On October 16, 2010 Eyedea died in his sleep. According to friends, he was found dead by his mother. At the time the cause of death is unknown.

I still remember the first song that initially got me into Eyedea, Monster Inside. I can still remember being a sophomore in high school blasting that in my car in the school parking lot. Everyone in the lot had no idea what was I playing. I relished the fact I was listening to something about 75% of my school was not hip to. While they still clamored over the Nas Vs Jay-Z beef, I was becoming addicted to the Rhymesayers nation. It was music like his that let you know you’re not alone and you’re not the only one. The day he died many of his loving fans played Smile in tribute of him. With his death the underground Hip-Hop scene was dealt a major blow. Every artist and fan can feel the sorrow of losing a truly gifted and special artist. It’s not often we get honesty and an artist so multifaceted that he can cross genres. Indie Hip-Hop artist Cage was clearly sad from his last facebook status, which mourned his friend Mike’s death. For many Hip-Hop fans this is like losing a long time friend you grew up with as well. For now I leave you with a quote of a man Eyedea was compared to many times, Chales Bukowski : “When you take it away, do it slowly and easily. Make it as if I were dying in my sleep instead of in my life, amen.”

5 thoughts on “Eyedea: Life and Legacy

  1. Its great to see a good tribute to one of my favorites. I still remember him rippin the hell out of that one dude on the Blaze battle. R.I.P.

  2. If it’s true as stated that “you can only measure a man’s (person’s) legacy by the respect his peers have for him,” then that is simply pitiful, and no legacy at all. A legacy is what is left behind when you’re gone (check any dictionary), and it’s judged not by peers (though they may recognize it), but by the future. Your peers will disappear soon after you, as will their opinions, leaving nothing. A group of peers telling one another (or one of their members) how great they are is not a legacy, that’s a frat house or sorority. If you want a legacy, leave a great body of work that moves and influences people 30, 50, or a hundred years from now. Teach a child to read and improve his life. Model a life that demonstrates that there is more to living than greed and selfishness. Help others not with a handout, but a “hand up” to learn and achieve what they could not without your assistance, leaving others, and so the world, a better place for your having been here. THAT is a legacy that will live on. Less is simply self-congratulation and whoring after fame and renown, which are transitory in the extreme.
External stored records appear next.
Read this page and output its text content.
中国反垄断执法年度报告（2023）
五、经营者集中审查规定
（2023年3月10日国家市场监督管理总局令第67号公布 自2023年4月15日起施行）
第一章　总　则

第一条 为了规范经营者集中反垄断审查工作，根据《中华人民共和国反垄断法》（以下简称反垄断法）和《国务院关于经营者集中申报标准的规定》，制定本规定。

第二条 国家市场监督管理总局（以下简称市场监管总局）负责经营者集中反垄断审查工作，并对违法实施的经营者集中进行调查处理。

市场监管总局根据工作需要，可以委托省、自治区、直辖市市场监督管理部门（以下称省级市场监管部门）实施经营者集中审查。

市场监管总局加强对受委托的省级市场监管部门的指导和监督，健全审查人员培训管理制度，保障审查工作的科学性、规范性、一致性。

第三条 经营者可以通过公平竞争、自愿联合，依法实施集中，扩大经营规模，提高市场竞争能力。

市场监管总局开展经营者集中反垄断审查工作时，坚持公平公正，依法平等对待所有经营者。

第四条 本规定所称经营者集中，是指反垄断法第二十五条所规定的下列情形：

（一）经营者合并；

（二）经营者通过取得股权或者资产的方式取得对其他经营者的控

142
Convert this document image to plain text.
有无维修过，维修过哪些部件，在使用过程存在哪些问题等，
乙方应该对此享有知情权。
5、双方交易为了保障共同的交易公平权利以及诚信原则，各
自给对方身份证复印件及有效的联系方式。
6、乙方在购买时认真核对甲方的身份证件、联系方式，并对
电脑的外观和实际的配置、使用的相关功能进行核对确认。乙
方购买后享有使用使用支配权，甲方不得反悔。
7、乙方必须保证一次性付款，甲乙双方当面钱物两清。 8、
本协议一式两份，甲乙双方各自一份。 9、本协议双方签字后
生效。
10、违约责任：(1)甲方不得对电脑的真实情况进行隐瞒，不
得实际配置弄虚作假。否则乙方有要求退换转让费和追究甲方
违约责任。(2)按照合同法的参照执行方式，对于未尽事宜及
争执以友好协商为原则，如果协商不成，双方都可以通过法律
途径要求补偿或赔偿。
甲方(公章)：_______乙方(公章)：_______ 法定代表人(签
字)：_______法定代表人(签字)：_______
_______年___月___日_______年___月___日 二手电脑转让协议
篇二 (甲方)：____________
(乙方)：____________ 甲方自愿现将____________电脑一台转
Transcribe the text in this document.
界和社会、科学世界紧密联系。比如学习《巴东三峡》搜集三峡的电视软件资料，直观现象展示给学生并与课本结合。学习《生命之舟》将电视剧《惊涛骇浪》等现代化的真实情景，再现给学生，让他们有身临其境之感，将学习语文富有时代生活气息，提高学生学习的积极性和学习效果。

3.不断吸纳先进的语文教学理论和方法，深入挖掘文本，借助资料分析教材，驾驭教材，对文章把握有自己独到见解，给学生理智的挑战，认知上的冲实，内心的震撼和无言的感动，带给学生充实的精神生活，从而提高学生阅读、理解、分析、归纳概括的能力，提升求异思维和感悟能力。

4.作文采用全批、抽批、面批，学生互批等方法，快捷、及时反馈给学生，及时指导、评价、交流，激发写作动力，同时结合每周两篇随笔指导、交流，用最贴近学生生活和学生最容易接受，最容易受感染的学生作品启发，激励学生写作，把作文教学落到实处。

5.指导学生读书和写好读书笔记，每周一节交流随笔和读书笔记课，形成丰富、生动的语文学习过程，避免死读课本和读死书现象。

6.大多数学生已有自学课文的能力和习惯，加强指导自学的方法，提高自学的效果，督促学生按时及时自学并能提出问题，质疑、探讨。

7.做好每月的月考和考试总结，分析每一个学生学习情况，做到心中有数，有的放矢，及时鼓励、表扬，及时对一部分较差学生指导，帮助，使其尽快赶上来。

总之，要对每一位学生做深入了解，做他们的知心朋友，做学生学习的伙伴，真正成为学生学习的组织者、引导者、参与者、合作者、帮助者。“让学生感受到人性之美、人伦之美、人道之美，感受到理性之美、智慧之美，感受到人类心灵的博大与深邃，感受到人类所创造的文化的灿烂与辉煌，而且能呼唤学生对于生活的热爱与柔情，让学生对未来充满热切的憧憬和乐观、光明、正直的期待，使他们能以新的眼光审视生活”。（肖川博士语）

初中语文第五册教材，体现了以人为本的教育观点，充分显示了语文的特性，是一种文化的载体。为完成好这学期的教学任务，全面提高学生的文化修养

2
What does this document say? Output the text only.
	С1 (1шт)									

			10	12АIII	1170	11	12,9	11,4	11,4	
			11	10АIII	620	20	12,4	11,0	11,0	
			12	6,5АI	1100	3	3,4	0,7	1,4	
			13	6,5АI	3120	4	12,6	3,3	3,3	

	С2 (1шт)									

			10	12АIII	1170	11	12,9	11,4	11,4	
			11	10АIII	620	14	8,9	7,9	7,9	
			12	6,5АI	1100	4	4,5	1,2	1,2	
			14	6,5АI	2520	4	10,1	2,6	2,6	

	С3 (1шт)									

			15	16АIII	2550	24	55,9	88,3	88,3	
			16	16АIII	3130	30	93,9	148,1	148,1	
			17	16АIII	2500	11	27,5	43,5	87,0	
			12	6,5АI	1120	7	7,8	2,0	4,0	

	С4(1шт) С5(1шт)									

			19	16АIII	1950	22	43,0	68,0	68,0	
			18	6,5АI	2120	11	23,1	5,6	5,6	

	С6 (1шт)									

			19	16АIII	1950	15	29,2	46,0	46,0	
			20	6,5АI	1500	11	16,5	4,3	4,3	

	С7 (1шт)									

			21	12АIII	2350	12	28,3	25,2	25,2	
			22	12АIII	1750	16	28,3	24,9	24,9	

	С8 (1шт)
  3. GEEKDAD, I’ll agree with your definition and description of the word “legacy.” However, i hope you understand that Eyedea does teach and tells stories that moves listeners emotionally, stories that a hundred years from now could still move, entertain, and challenge people mentally. He did leave a legacy to his listeners, just because he’s not recognized as much as other people with a “legacy” doesn’t mean he doesn’t have one at all. To many fans he is a great philosopher, artist, and person. So hopefully you weren’t attempting to down-play his legacy, because he surely has one even if I’m the only person that thinks so. It’s all just opinions none the less. Remember everyone has different views and eyedeas. So its pointless to think your opinion is superior, regardless of it actually being superior or not. God Bless.